Posted in rantings and ravings on March 15th, 2016 by skeeter

Wanda and Ed Zurik own 20 acres past the Diner, mostly cleared land in the South End’s remote interior. Ed grew alfalfa and grass for his six head of cattle, but a few years back he came out to find a perfect circle burnt into his field, what he later learned was a ‘crop circle’, one of those mysterious geometries created with no trail in and no trail out. One of Ed and Wanda’s cows was missing as well. Ed and Wanda contacted the AREA 51 organization who sent an investigator up from their Arizona headquarters to verify that the circle had all the hallmarks of a UFO landing. (The cow was found a day later back in the nettles where it had gotten through an opening in Ed’s barb wire fence.)

The Camano Head, it turns out, is one leg of a Bermuda Triangle of reported sightings of UFO’s, the other legs being Mt. Rainier and the Bangor Naval Base. Ed and Wanda began to devote time and money to the AREA 51 folks, at least until Wanda was abducted one night by aliens while Ed slept the sleep of the innocent. He awoke to find her missing from their bed and found her traumatized out by the barn, barely coherent, telling him in a terrified voice how she had been ‘taken’ in a blinding pulsing light, to god only knew where, and probed and poked by unseen beings. It was, she told Ed and later the AREA 51 team, horrible. She showed them marks on her arms and legs made by syringes that took fluids from her body and shot unknown fluids back in. She was certain they were experimenting on her. Worse, she was certain they would return.

Those of us who inhabit this Triangle know it to be a strange place, all right. Maybe not an ‘entry point’ for extraterrestrial intruders, but some kind of magnetic disturbance that pulls the weird and the deranged from their ordinary lives. Ed was a former insurance salesman who decided one winter day to become a farmer, closed his office that same afternoon, sold his suburban ranch house a week later and moved here where the ‘emanations’ seemed strongest. Maybe we all felt that same pull, who knows?

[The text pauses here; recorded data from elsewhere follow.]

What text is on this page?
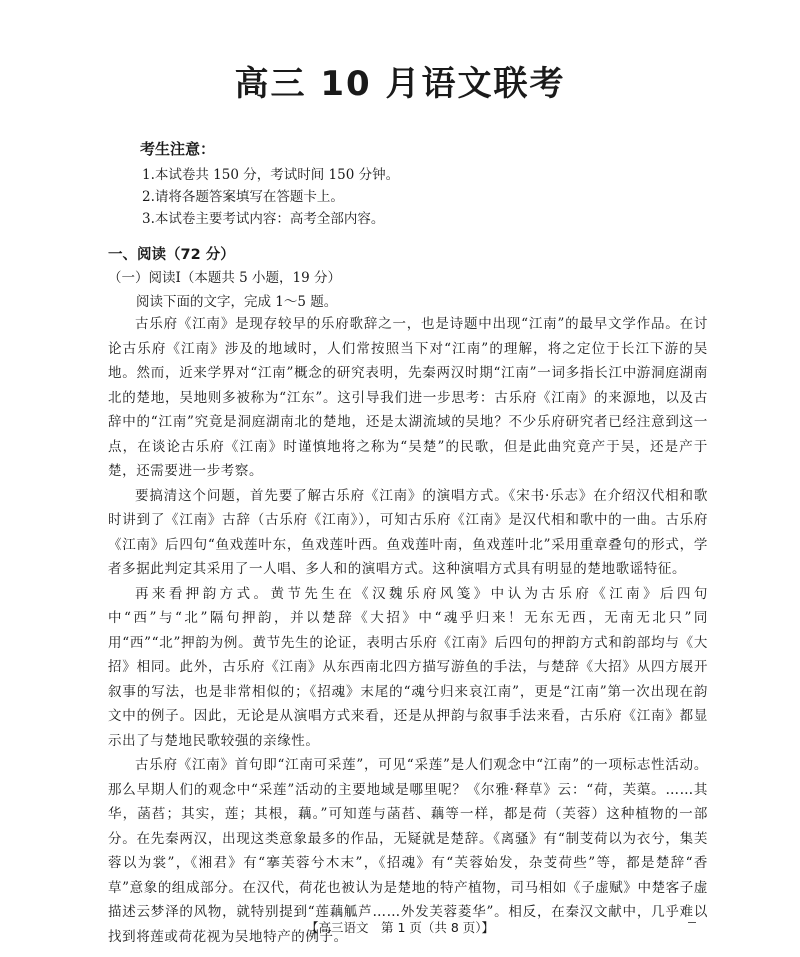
高三 10 月语文联考
考生注意：
1.本试卷共 150 分，考试时间 150 分钟。
2.请将各题答案填写在答题卡上。
3.本试卷主要考试内容：高考全部内容。
一、阅读（72 分）
（一）阅读Ⅰ（本题共 5 小题，19 分）
阅读下面的文字，完成 1～5 题。

古乐府《江南》是现存较早的乐府歌辞之一，也是诗题中出现“江南”的最早文学作品。在讨论古乐府《江南》涉及的地域时，人们常按照当下对“江南”的理解，将之定位于长江下游的吴地。然而，近来学界对“江南”概念的研究表明，先秦两汉时期“江南”一词多指长江中游洞庭湖南北的楚地，吴地则多被称为“江东”。这引导我们进一步思考：古乐府《江南》的来源地，以及古辞中的“江南”究竟是洞庭湖南北的楚地，还是太湖流域的吴地？不少乐府研究者已经注意到这一点，在谈论古乐府《江南》时谨慎地将之称为“吴楚”的民歌，但是此曲究竟产于吴，还是产于楚，还需要进一步考察。

要搞清这个问题，首先要了解古乐府《江南》的演唱方式。《宋书·乐志》在介绍汉代相和歌时讲到了《江南》古辞（古乐府《江南》），可知古乐府《江南》是汉代相和歌中的一曲。古乐府《江南》后四句“鱼戏莲叶东，鱼戏莲叶西。鱼戏莲叶南，鱼戏莲叶北”采用重章叠句的形式，学者多据此判定其采用了一人唱、多人和的演唱方式。这种演唱方式具有明显的楚地歌谣特征。

再来看押韵方式。黄节先生在《汉魏乐府风笺》中认为古乐府《江南》后四句中“西”与“北”隔句押韵，并以楚辞《大招》中“魂乎归来！无东无西，无南无北只”同用“西”“北”押韵为例。黄节先生的论证，表明古乐府《江南》后四句的押韵方式和韵部均与《大招》相同。此外，古乐府《江南》从东西南北四方描写游鱼的手法，与楚辞《大招》从四方展开叙事的写法，也是非常相似的；《招魂》末尾的“魂兮归来哀江南”，更是“江南”第一次出现在韵文中的例子。因此，无论是从演唱方式来看，还是从押韵与叙事手法来看，古乐府《江南》都显示出了与楚地民歌较强的亲缘性。

古乐府《江南》首句即“江南可采莲”，可见“采莲”是人们观念中“江南”的一项标志性活动。那么早期人们的观念中“采莲”活动的主要地域是哪里呢？《尔雅·释草》云：“荷，芙蕖。……其华，菡萏；其实，莲；其根，藕。”可知莲与菡萏、藕等一样，都是荷（芙蓉）这种植物的一部分。在先秦两汉，出现这类意象最多的作品，无疑就是楚辞。《离骚》有“制芰荷以为衣兮，集芙蓉以为裳”，《湘君》有“搴芙蓉兮木末”，《招魂》有“芙蓉始发，杂芰荷些”等，都是楚辞“香草”意象的组成部分。在汉代，荷花也被认为是楚地的特产植物，司马相如《子虚赋》中楚客子虚描述云梦泽的风物，就特别提到“莲藕觚芦……外发芙蓉菱华”。相反，在秦汉文献中，几乎难以找到将莲或荷花视为吴地特产的例子。

【高三语文　第 1 页（共 8 页）】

When the farming proved too hard and the cows not too profitable, the Zuriks did what a lot of us do down here. He kept on digging the hole he was digging. Ed took up drinking as a second job and of course his first job suffered. Occasionally Wanda calls in a missing human report on Ed to the sheriff’s department those nights he doesn’t show up before dark, but the deputies know to check with us down at the Pilot Lounge. “You aliens got Ed Zurik?” Carl, the night bartender, will holler to us layabouts and, more likely than not, if we don’t, we soon will.